Betreuer: Prof. Doo Yeon Kim (Genetics and Aging Research Unit, Institute for Neurodegenerative Disease, Massachusetts General Hospital, Harvard Medical School, USA) and Prof. Aldo R. Boccaccini

More than 40 million patients suffer from Alzheimer´s disease (AD) worldwide with no cure. Genetically engineered transgenic AD mice have been used as a standard preclinical model for testing potential AD drugs. However, these AD mouse models do not comprehensively recapitulate the pathogenic cascades observed in AD patients.

Previously, the group of Prof. Doo Yeon Kim developed a 3D human neural cell culture model of AD based on genetically engineered human AD neural stem cells. After 3D-differentiation in Matrigel, AD neural stem cells developed key pathogenic markers of AD, which has not been feasible with current AD mouse models. However, the heterogenous and undefined nature of Matrigel limits the use of our 3D AD cellular models for basic mechanistic studies and drug testing. Moreover, the batch-to-batch variation of growth factor contamination make it difficult to achieve homogenous neural differentiation of human stem cells.

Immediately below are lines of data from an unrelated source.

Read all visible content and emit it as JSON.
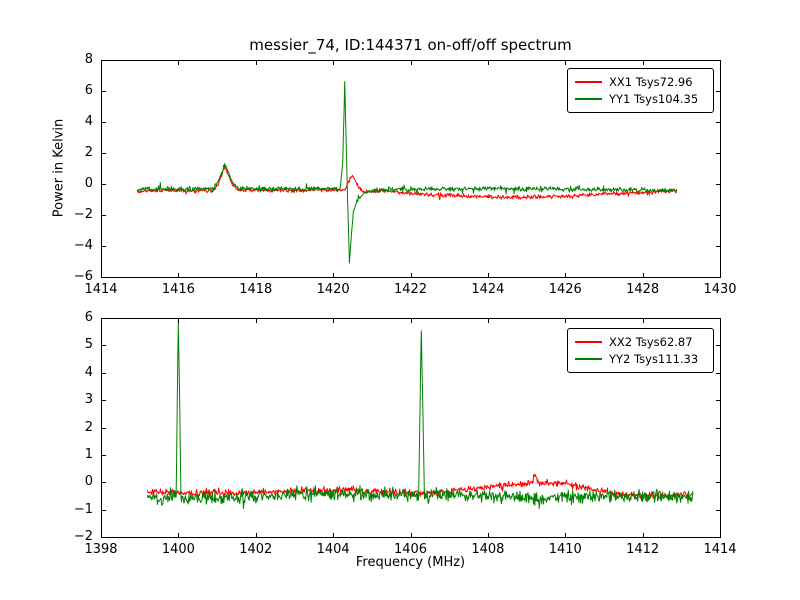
{
  "figure": {
    "background": "#ffffff",
    "text_color": "#000000"
  },
  "chart_data": [
    {
      "type": "line",
      "title": "messier_74, ID:144371 on-off/off spectrum",
      "xlabel": "",
      "ylabel": "Power in Kelvin",
      "xlim": [
        1414,
        1430
      ],
      "ylim": [
        -6,
        8
      ],
      "xticks": [
        1414,
        1416,
        1418,
        1420,
        1422,
        1424,
        1426,
        1428,
        1430
      ],
      "yticks": [
        -6,
        -4,
        -2,
        0,
        2,
        4,
        6,
        8
      ],
      "grid": false,
      "legend_position": "upper right",
      "series": [
        {
          "name": "XX1 Tsys72.96",
          "color": "#ff0000",
          "noise_amp": 0.09,
          "seed": 101,
          "keypoints": [
            [
              1414.93,
              -0.45
            ],
            [
              1415.5,
              -0.42
            ],
            [
              1416.9,
              -0.42
            ],
            [
              1417.05,
              0.1
            ],
            [
              1417.2,
              1.15
            ],
            [
              1417.38,
              0.0
            ],
            [
              1417.55,
              -0.4
            ],
            [
              1418.5,
              -0.42
            ],
            [
              1419.5,
              -0.4
            ],
            [
              1420.3,
              -0.35
            ],
            [
              1420.5,
              0.6
            ],
            [
              1420.62,
              -0.05
            ],
            [
              1420.75,
              -0.5
            ],
            [
              1421.2,
              -0.45
            ],
            [
              1421.8,
              -0.55
            ],
            [
              1422.5,
              -0.7
            ],
            [
              1423.5,
              -0.8
            ],
            [
              1425.0,
              -0.85
            ],
            [
              1426.0,
              -0.8
            ],
            [
              1427.0,
              -0.65
            ],
            [
              1428.0,
              -0.55
            ],
            [
              1428.9,
              -0.45
            ]
          ]
        },
        {
          "name": "YY1 Tsys104.35",
          "color": "#008000",
          "noise_amp": 0.11,
          "seed": 202,
          "keypoints": [
            [
              1414.93,
              -0.35
            ],
            [
              1416.0,
              -0.32
            ],
            [
              1416.9,
              -0.32
            ],
            [
              1417.05,
              0.25
            ],
            [
              1417.2,
              1.3
            ],
            [
              1417.4,
              0.15
            ],
            [
              1417.55,
              -0.3
            ],
            [
              1418.5,
              -0.32
            ],
            [
              1419.5,
              -0.3
            ],
            [
              1420.18,
              -0.3
            ],
            [
              1420.25,
              1.5
            ],
            [
              1420.3,
              6.7
            ],
            [
              1420.36,
              0.3
            ],
            [
              1420.42,
              -5.1
            ],
            [
              1420.52,
              -1.8
            ],
            [
              1420.65,
              -0.9
            ],
            [
              1420.85,
              -0.5
            ],
            [
              1421.3,
              -0.35
            ],
            [
              1423.0,
              -0.3
            ],
            [
              1425.0,
              -0.3
            ],
            [
              1427.0,
              -0.35
            ],
            [
              1428.9,
              -0.42
            ]
          ]
        }
      ]
    },
    {
      "type": "line",
      "title": "",
      "xlabel": "Frequency (MHz)",
      "ylabel": "",
      "xlim": [
        1398,
        1414
      ],
      "ylim": [
        -2,
        6
      ],
      "xticks": [
        1398,
        1400,
        1402,
        1404,
        1406,
        1408,
        1410,
        1412,
        1414
      ],
      "yticks": [
        -2,
        -1,
        0,
        1,
        2,
        3,
        4,
        5,
        6
      ],
      "grid": false,
      "legend_position": "upper right",
      "series": [
        {
          "name": "XX2 Tsys62.87",
          "color": "#ff0000",
          "noise_amp": 0.08,
          "seed": 303,
          "keypoints": [
            [
              1399.2,
              -0.35
            ],
            [
              1400.5,
              -0.4
            ],
            [
              1401.5,
              -0.4
            ],
            [
              1402.5,
              -0.35
            ],
            [
              1403.5,
              -0.3
            ],
            [
              1404.4,
              -0.27
            ],
            [
              1405.2,
              -0.33
            ],
            [
              1406.0,
              -0.4
            ],
            [
              1406.8,
              -0.35
            ],
            [
              1407.5,
              -0.25
            ],
            [
              1408.3,
              -0.12
            ],
            [
              1408.9,
              -0.08
            ],
            [
              1409.15,
              0.0
            ],
            [
              1409.22,
              0.3
            ],
            [
              1409.3,
              -0.02
            ],
            [
              1409.8,
              -0.05
            ],
            [
              1410.3,
              -0.15
            ],
            [
              1410.8,
              -0.3
            ],
            [
              1411.5,
              -0.45
            ],
            [
              1412.5,
              -0.5
            ],
            [
              1413.3,
              -0.45
            ]
          ]
        },
        {
          "name": "YY2 Tsys111.33",
          "color": "#008000",
          "noise_amp": 0.16,
          "seed": 404,
          "keypoints": [
            [
              1399.2,
              -0.55
            ],
            [
              1399.6,
              -0.62
            ],
            [
              1399.94,
              -0.55
            ],
            [
              1400.0,
              5.9
            ],
            [
              1400.07,
              -0.62
            ],
            [
              1400.6,
              -0.6
            ],
            [
              1401.5,
              -0.55
            ],
            [
              1402.5,
              -0.5
            ],
            [
              1403.5,
              -0.45
            ],
            [
              1404.4,
              -0.4
            ],
            [
              1405.2,
              -0.45
            ],
            [
              1406.0,
              -0.5
            ],
            [
              1406.21,
              -0.5
            ],
            [
              1406.28,
              5.65
            ],
            [
              1406.36,
              -0.5
            ],
            [
              1407.0,
              -0.5
            ],
            [
              1408.0,
              -0.52
            ],
            [
              1409.0,
              -0.56
            ],
            [
              1410.0,
              -0.55
            ],
            [
              1411.0,
              -0.5
            ],
            [
              1412.0,
              -0.5
            ],
            [
              1412.8,
              -0.56
            ],
            [
              1413.3,
              -0.5
            ]
          ]
        }
      ]
    }
  ]
}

In the present research project, a 3D human neural cell culture model of AD based on a cross-linked 3D alginate-based matrix, which does not contain any growth factors, is investigated. By combining proteins and alginate, a novel 3D scaffold system suitable for differentiating human neural stem cells is generated. To optimize the 3D matrix for afferent human stem cells, we add neural adhesion proteins with various concentrations and their impact on cell survival and differentiation is tested. Further studies involve analysing the impact of the new alginate-based matrix on the development of AD pathology including Abeta plaque and neurofibrillary tangle.

The project is being carried out at Genetics and Aging Research Unit, Massachusetts General Hospital, Institute for Neurodegenerative Disease, Harvard Medical School, Boston, USA.